Oculus may be be closing out 2016 with a bang with the launch of its Touch controllers, but HTC is going to kick off 2017 with something special: a peripheral that makes its Vive headset wireless.
HTC today announced a tether-less VR upgrade kit for its SteamVR device, made by TPCAST, one of the first of 33 companies to join the Vive X Accelerator. A preview version of the kit was shown off today at Alibaba’s “11/11” global shopping festival in Shenzhen, China. This is not the wireless prototype device in the works at Quark VR.
Below we have exclusive footage of the upgrade kit being sampled by Alvin W. Graylin, China Regional President of Vive at HTC. There are no wires connecting the headset to the PC behind the monitor.

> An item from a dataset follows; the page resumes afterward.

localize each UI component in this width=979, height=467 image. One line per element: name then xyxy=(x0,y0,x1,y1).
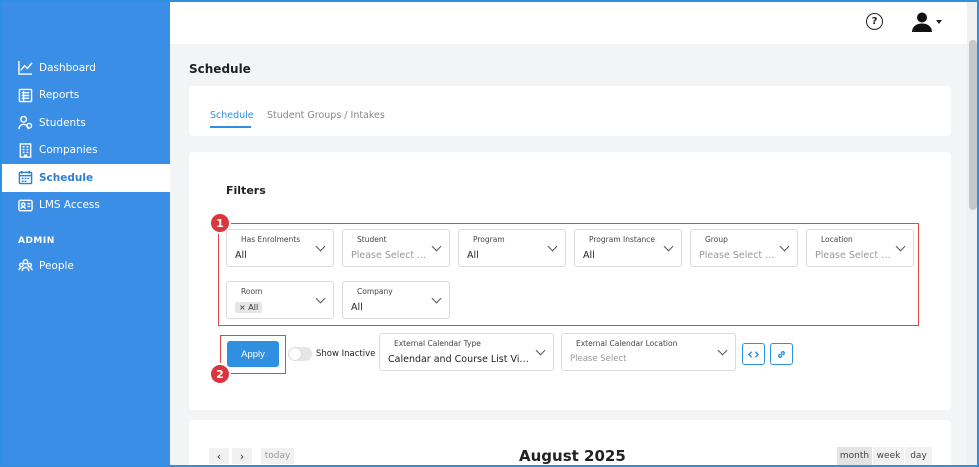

Speaking to UploadVR in a phone interview, Graylin said that the experience would “greatly improve” the overall Vive experience, with no “noticeable difference” for factors like latency. The product will be available to pre-order with a standard battery, though Graylin said that a bigger battery will be sold eventually. We’re told the standard battery can deliver around one and a half hours of power. The bigger battery would rest in a user’s pocket.
HTC expects the device to be adopted by “avid” Vive users, though it could also be useful for businesses. Arcades, an area that the company is placing a big emphasis on of late, could have multiple Vive units without worrying about tangled wires and fewer tripping hazards, for example.
The upgrade kit will be available to pre-order on Vive’s Chinese website “in limited quantity” for 1,499 RMB ($220.33). The kit is said to ship starting in Q1 2017. According to HTC, pre-orders go live at 7 a.m. Pacific on Friday. Graylin said anyone could order the unit from there and pay for shipping. According to HTC, in a press release, “Order fulfillment will be prioritized to existing customers who can provide a valid Vive serial number.”
Graylin said plans for local releases haven’t been discussed and he wouldn’t confirm if the tech could be integrated into future versions of the Vive, though he does “imagine technologies like this will become an option for future products.”
Wireless PC-based VR is the third type of tether-less VR headset to emerge in the VR industry, the others being devices that use mobile phones and entirely standalone systems. The latter category is quickly gaining interest, with major players like Oculus recently showcasing their own solutions. Products like this upgrade kit might hit a nice sweet spot, allowing people to immerse themselves in complex virtual worlds with hand controls and full freedom of movement throughout a room.